SOY LEGIÓN
(Historia de una gota)
Cuando Magdalena colgó el
teléfono no pudo soportar tanta tristeza y rompió a llorar en un liberador instante
de feliz desahogo. Brotamos todas en tropel, irrumpiendo con premura a la luz
cegadora de sus ojos. Imposible no resbalar por la piel suave de sus mejillas ansiando
el roce de sus labios, el remonte de su barbilla, y la caída lenta hacia la
blancura inmaculada de la porcelana. Conseguí romper amarras librándome del nexo
que nos unía, sintiendo de nuevo la agradable sensación que recordaba de otras
veces y de la que tanto había oído hablar, la libertad, tan deseada por unas
como temida por otras.
Al caer en el lavabo volvimos
a formar un pequeño reguero que sin prisa nos conducía hacia la espiral del sumidero
por donde nos sumergimos de nuevo en la oscuridad. De inmediato surgió un olor
insoportable en el ambiente, cierto tufo a urea, sudores y excrementos. Escuché.
No viajábamos solas, otras partículas comenzaron a mezclarse con nosotras,
frías, sucias. ¿Cómo, nosotras las elegidas, las más puras de entre todas, habíamos
llegado a esta situación tan desagradable?
Así comenzamos un largo periplo
por arroyos inmundos, por riachuelos y cañaverales abandonados, hasta que
salimos a cielo abierto, pudiendo respirar algo de aire puro. Llegamos a “La Planta”, rebosante de espumas
chocolateadas, donde a base de ácidos e hipocloritos nos adecentaron la cara
para hacer más llevadero el último trayecto.
Insectos, aves, pequeños
mamíferos se asomaban a nuestro paso a saciar la sed. Algunas gotas del grupo
original fueron quedando irremediablemente por el camino pero la mayoría
conseguimos nuestro objetivo, ganar el río y desde allí, por fin, el mar, el
océano, la azul e insondable inmensidad.
E incansablemente, otra
vez cual ave Fénix, comenzaba la transformación gracias al eterno ciclo
elemental. El sol comenzó a hacer de las suyas, escuchaba despedidas, desmayos,
aquello pintaba mal, parecía el final del viaje. Y dije adiós. Casi sin darme
cuenta noté que levitaba, que me transformaba en vapor, en aire, nada. Así
venía siendo desde el principio. ¡Qué profunda paz! . . .
Aire, viento y frío glacial.
Tiritaba y comencé a juntar mil pedacitos escarchados.
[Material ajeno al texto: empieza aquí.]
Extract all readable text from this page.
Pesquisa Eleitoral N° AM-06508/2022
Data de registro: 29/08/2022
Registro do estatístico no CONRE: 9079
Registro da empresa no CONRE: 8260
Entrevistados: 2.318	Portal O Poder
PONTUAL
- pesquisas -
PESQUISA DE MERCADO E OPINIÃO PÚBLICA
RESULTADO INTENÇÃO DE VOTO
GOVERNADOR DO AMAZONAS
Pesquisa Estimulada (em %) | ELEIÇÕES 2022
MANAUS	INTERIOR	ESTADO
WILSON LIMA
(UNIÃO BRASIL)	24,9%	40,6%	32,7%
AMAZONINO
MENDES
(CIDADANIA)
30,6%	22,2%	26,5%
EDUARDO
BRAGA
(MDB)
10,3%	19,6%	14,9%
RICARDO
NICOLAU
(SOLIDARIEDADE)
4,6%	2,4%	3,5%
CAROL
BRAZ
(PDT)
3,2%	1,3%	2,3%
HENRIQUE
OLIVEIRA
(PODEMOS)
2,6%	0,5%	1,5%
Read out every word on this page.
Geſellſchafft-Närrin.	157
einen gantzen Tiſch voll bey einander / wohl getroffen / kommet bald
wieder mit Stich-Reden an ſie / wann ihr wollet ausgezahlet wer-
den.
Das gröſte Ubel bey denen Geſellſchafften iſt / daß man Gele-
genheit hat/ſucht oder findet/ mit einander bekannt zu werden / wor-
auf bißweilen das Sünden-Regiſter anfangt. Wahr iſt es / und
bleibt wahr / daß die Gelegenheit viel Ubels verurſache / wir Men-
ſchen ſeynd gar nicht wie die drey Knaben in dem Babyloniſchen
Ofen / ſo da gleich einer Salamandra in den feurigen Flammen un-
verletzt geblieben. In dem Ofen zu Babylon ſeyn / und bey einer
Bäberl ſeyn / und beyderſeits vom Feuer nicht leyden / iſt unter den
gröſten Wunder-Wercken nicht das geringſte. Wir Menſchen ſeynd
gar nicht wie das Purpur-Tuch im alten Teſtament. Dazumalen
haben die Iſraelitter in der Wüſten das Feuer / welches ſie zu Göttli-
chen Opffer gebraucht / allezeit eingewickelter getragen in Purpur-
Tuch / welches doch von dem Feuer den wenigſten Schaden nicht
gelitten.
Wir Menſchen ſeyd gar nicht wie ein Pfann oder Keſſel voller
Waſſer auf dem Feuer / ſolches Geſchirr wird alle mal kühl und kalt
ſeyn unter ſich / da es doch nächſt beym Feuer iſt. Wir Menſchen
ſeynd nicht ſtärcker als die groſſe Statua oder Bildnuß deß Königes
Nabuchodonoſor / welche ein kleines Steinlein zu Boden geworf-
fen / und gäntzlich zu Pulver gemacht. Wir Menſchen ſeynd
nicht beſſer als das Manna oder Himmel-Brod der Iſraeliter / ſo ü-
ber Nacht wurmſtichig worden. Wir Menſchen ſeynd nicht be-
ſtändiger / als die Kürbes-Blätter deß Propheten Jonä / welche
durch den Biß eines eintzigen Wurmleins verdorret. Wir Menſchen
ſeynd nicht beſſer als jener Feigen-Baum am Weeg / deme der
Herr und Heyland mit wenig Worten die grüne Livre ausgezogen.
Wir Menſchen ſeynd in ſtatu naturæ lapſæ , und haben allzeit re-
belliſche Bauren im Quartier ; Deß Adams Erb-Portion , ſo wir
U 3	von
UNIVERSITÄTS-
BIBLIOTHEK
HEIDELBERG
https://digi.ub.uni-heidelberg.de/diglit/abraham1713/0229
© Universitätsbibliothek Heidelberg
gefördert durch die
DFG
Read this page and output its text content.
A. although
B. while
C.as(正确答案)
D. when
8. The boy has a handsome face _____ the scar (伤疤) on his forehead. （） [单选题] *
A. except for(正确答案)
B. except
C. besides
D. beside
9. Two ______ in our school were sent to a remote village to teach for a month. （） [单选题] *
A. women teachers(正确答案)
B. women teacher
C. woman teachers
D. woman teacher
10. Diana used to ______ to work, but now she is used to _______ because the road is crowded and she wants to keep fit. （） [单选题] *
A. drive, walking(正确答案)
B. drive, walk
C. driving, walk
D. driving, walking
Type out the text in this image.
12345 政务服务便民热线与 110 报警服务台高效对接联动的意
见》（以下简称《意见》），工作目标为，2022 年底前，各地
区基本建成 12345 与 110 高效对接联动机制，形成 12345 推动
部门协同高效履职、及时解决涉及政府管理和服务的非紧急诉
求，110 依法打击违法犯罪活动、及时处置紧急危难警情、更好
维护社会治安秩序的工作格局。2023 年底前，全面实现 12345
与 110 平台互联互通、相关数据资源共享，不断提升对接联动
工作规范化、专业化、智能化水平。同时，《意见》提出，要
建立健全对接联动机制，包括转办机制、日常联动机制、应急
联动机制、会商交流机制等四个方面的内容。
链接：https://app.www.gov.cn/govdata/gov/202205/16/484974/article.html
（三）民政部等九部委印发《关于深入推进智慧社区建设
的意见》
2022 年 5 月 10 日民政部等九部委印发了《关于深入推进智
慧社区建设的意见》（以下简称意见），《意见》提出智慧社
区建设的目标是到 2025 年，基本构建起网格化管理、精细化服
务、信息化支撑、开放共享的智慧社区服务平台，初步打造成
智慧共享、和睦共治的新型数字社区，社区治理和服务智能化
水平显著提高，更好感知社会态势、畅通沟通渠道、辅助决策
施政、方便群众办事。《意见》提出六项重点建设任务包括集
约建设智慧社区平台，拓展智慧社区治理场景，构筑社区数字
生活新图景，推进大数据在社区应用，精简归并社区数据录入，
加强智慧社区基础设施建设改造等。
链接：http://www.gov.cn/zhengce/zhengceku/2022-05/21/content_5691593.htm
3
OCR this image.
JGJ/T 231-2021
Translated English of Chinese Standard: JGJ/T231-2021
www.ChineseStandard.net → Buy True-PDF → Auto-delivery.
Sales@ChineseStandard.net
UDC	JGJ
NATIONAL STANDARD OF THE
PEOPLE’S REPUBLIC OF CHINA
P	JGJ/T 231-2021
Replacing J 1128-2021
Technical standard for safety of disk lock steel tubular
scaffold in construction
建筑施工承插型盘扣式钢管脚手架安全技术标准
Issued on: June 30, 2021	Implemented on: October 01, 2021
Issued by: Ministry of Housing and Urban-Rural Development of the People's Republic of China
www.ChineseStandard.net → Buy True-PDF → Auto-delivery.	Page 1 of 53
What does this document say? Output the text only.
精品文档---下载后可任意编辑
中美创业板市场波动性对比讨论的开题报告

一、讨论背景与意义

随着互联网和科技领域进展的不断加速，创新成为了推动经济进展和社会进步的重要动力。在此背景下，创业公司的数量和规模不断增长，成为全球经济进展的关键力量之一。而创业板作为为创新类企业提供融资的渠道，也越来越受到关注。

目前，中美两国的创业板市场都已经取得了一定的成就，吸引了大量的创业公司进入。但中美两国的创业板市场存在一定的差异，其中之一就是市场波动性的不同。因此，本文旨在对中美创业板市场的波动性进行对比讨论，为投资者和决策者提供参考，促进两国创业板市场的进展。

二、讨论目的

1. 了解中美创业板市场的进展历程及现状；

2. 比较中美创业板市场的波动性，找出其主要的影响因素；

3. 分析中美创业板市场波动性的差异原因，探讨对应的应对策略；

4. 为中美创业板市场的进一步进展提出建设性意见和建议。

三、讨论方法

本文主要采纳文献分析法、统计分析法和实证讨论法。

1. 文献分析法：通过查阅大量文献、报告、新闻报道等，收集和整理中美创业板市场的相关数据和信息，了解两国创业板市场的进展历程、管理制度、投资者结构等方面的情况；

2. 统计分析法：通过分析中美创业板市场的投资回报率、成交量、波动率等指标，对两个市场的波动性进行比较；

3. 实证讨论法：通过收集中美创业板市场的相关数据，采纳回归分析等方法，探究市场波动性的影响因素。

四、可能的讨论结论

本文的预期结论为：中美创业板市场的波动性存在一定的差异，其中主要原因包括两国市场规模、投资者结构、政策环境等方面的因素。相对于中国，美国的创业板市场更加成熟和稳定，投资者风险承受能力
Me fui acercando a las
desconocidas que me rodeaban por doquier, en busca de algún atisbo de calor, y
de repente, allá donde mirase podía ver cientos, miles, millones y millones de
gotas de agua precipitando en una ruidosa algarabía infantil, disfrutando de aquel
momento de pasajera libertad sin preocupaciones por conocer cuál sería nuestro
próximo destino. De nuevo el vértigo de la caída libre y el viento en la cara, viviendo
lo vivido, ¿dónde acabaría esta vez?
Amanecí encerrada en una
botella de agua mineral — ¿el karma? —,
y al otro lado del cristal descubrí envidiosa a un desconocido abrazando a Magdalena.
La recordaba meses atrás ante el espejo, rota por el llanto y la infelicidad.
Ahora, se la veía tan alegre. . .
Esa noche desperté acunada
en el rincón de su cuello tras surgir por un pequeño poro de su piel húmeda.
Noté que se estremecía bajo mis caricias de sal y comencé a deslizarme hacia sus
hombros, recreándome en su pecho y continuando en mi dulce descenso por su
anatomía hasta que quedé atrapada en el valle de su ombligo. Creí morir de
dicha, hasta que un gemido de placer masculino me devolvió a la realidad.
Magdalena saltó de la cama y se metió en la ducha. Cuando abrió el grifo, me
llevé el recuerdo de su mirada tranquila por el desagüe.